Before identification and quantification of mycotoxins, sample extracts must undergo cleanup to remove co-extracted materials (such as interfering compounds such as proteins, lipids, and carbohydrates). Cleanup is done with an immunoaffinity column (IAC), which has a high selectivity which is achieved by passing the sample through prepackaged cartridges, centrifugation, and extraction techniques in solid phase (Nayaka et al. 2013).

  1. (iii)

    Identification and quantification

The detection of these mycotoxins in samples can be done through several conventional techniques, such as thin-layer chromatography (TLC), high-performance liquid chromatography (HPLC), gas and/or liquid chromatography often coupled with an ultraviolet detector or with mass spectrometric detectors (GC/GC-MS and LC/LC-MS, respectively), or immunochemical methods such as radioimmunoassay (RIA), enzyme-linked immunosorbent assay (ELISA), column immunity assay (ICA), and lateral flow immunochromatographic strips (ICSTs).

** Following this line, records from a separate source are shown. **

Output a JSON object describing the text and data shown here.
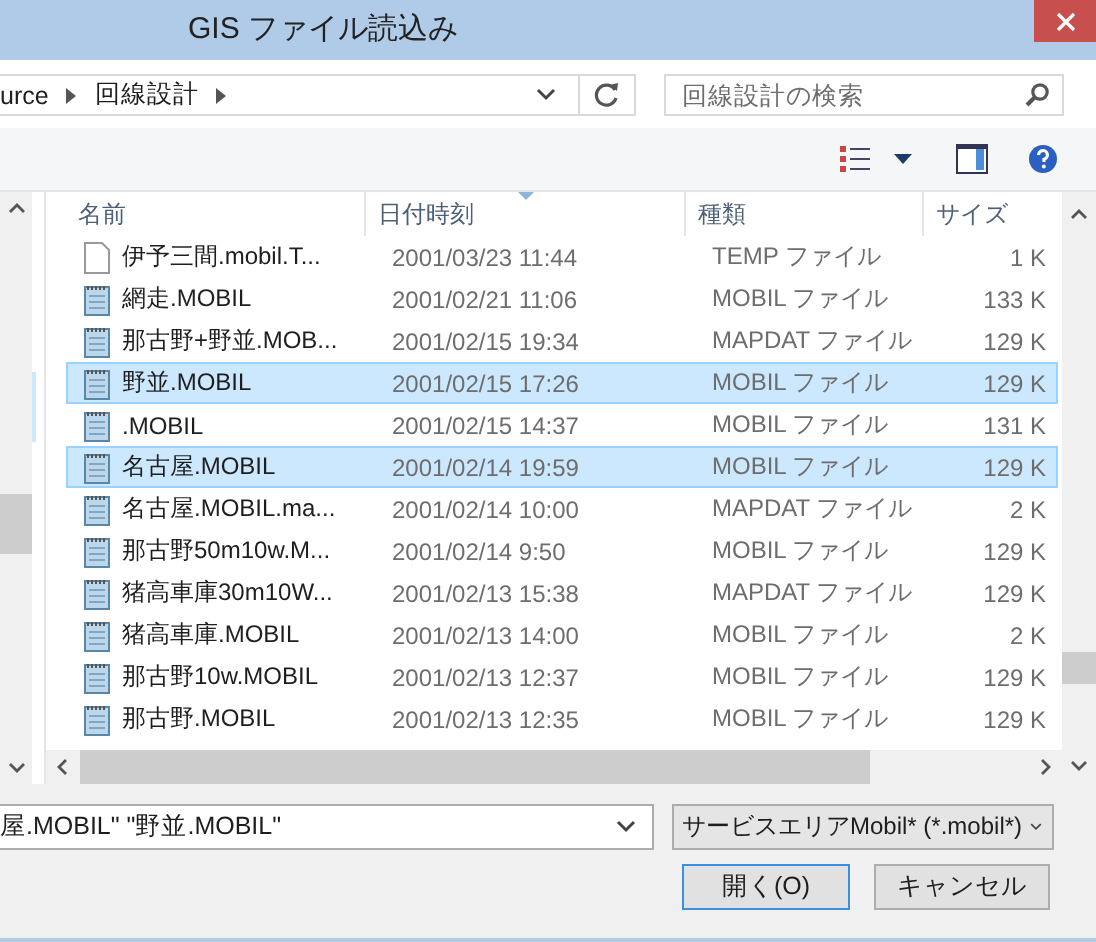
{
  "window": {
    "title": "GIS ファイル読込み"
  },
  "address": {
    "crumbs": [
      "urce",
      "回線設計"
    ]
  },
  "search": {
    "placeholder": "回線設計の検索"
  },
  "table": {
    "columns": [
      "名前",
      "日付時刻",
      "種類",
      "サイズ"
    ],
    "rows": [
      {
        "kind": "blank",
        "name": "伊予三間.mobil.T...",
        "date": "2001/03/23 11:44",
        "type": "TEMP ファイル",
        "size": "1 K",
        "selected": false
      },
      {
        "kind": "data",
        "name": "網走.MOBIL",
        "date": "2001/02/21 11:06",
        "type": "MOBIL ファイル",
        "size": "133 K",
        "selected": false
      },
      {
        "kind": "data",
        "name": "那古野+野並.MOB...",
        "date": "2001/02/15 19:34",
        "type": "MAPDAT ファイル",
        "size": "129 K",
        "selected": false
      },
      {
        "kind": "data",
        "name": "野並.MOBIL",
        "date": "2001/02/15 17:26",
        "type": "MOBIL ファイル",
        "size": "129 K",
        "selected": true
      },
      {
        "kind": "data",
        "name": ".MOBIL",
        "date": "2001/02/15 14:37",
        "type": "MOBIL ファイル",
        "size": "131 K",
        "selected": false
      },
      {
        "kind": "data",
        "name": "名古屋.MOBIL",
        "date": "2001/02/14 19:59",
        "type": "MOBIL ファイル",
        "size": "129 K",
        "selected": true
      },
      {
        "kind": "data",
        "name": "名古屋.MOBIL.ma...",
        "date": "2001/02/14 10:00",
        "type": "MAPDAT ファイル",
        "size": "2 K",
        "selected": false
      },
      {
        "kind": "data",
        "name": "那古野50m10w.M...",
        "date": "2001/02/14 9:50",
        "type": "MOBIL ファイル",
        "size": "129 K",
        "selected": false
      },
      {
        "kind": "data",
        "name": "猪高車庫30m10W...",
        "date": "2001/02/13 15:38",
        "type": "MAPDAT ファイル",
        "size": "129 K",
        "selected": false
      },
      {
        "kind": "data",
        "name": "猪高車庫.MOBIL",
        "date": "2001/02/13 14:00",
        "type": "MOBIL ファイル",
        "size": "2 K",
        "selected": false
      },
      {
        "kind": "data",
        "name": "那古野10w.MOBIL",
        "date": "2001/02/13 12:37",
        "type": "MOBIL ファイル",
        "size": "129 K",
        "selected": false
      },
      {
        "kind": "data",
        "name": "那古野.MOBIL",
        "date": "2001/02/13 12:35",
        "type": "MOBIL ファイル",
        "size": "129 K",
        "selected": false
      }
    ]
  },
  "filename": {
    "value": "屋.MOBIL\" \"野並.MOBIL\""
  },
  "filter": {
    "value": "サービスエリアMobil* (*.mobil*)"
  },
  "buttons": [
    "開く(O)",
    "キャンセル"
  ]
}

The TLC technique are widely used for their speed, simplicity, and low cost. This technique is very popular, because it can detect more than one mycotoxin in a sample with a detection limit of approximately 0.01 ppm (Oancea and Stoia 2008). TLC is based on the separation of substances by their migration in a specific matrix with a specific solvent (Nayaka et al. 2013). On the other hand, HPLC method has become popular and is often used for analyzing aflatoxins with UV fluorescence detection, with detection limit below ng/g of the product (Oancea and Stoia 2008). Thus, it is a technique that has high sensitivity and a high degree of precision. In agricultural samples, reversed-phase chromatography (RP) is widely used.

Gas chromatography has a limitation, as it requires volatilization. It has a detection of approximately 0.0001 ppm and can be coupled to mass spectrometry (GC-MS), where it combines superior separation in capillary columns with a variety of specific and general detectors. In immunochemical methods, the RIA has a high sensitivity that is due to radiolytic detection, and, therefore, a large amount of sample is not required. The ELISA is the most used immunoassay to identify OTA; the method has simplicity, the ability to immobilize antibodies, and efficiency in analyzing multiple mycotoxins with low molecular weight that would hardly be detected in a single sample with other available methods (Ingle et al. 2020).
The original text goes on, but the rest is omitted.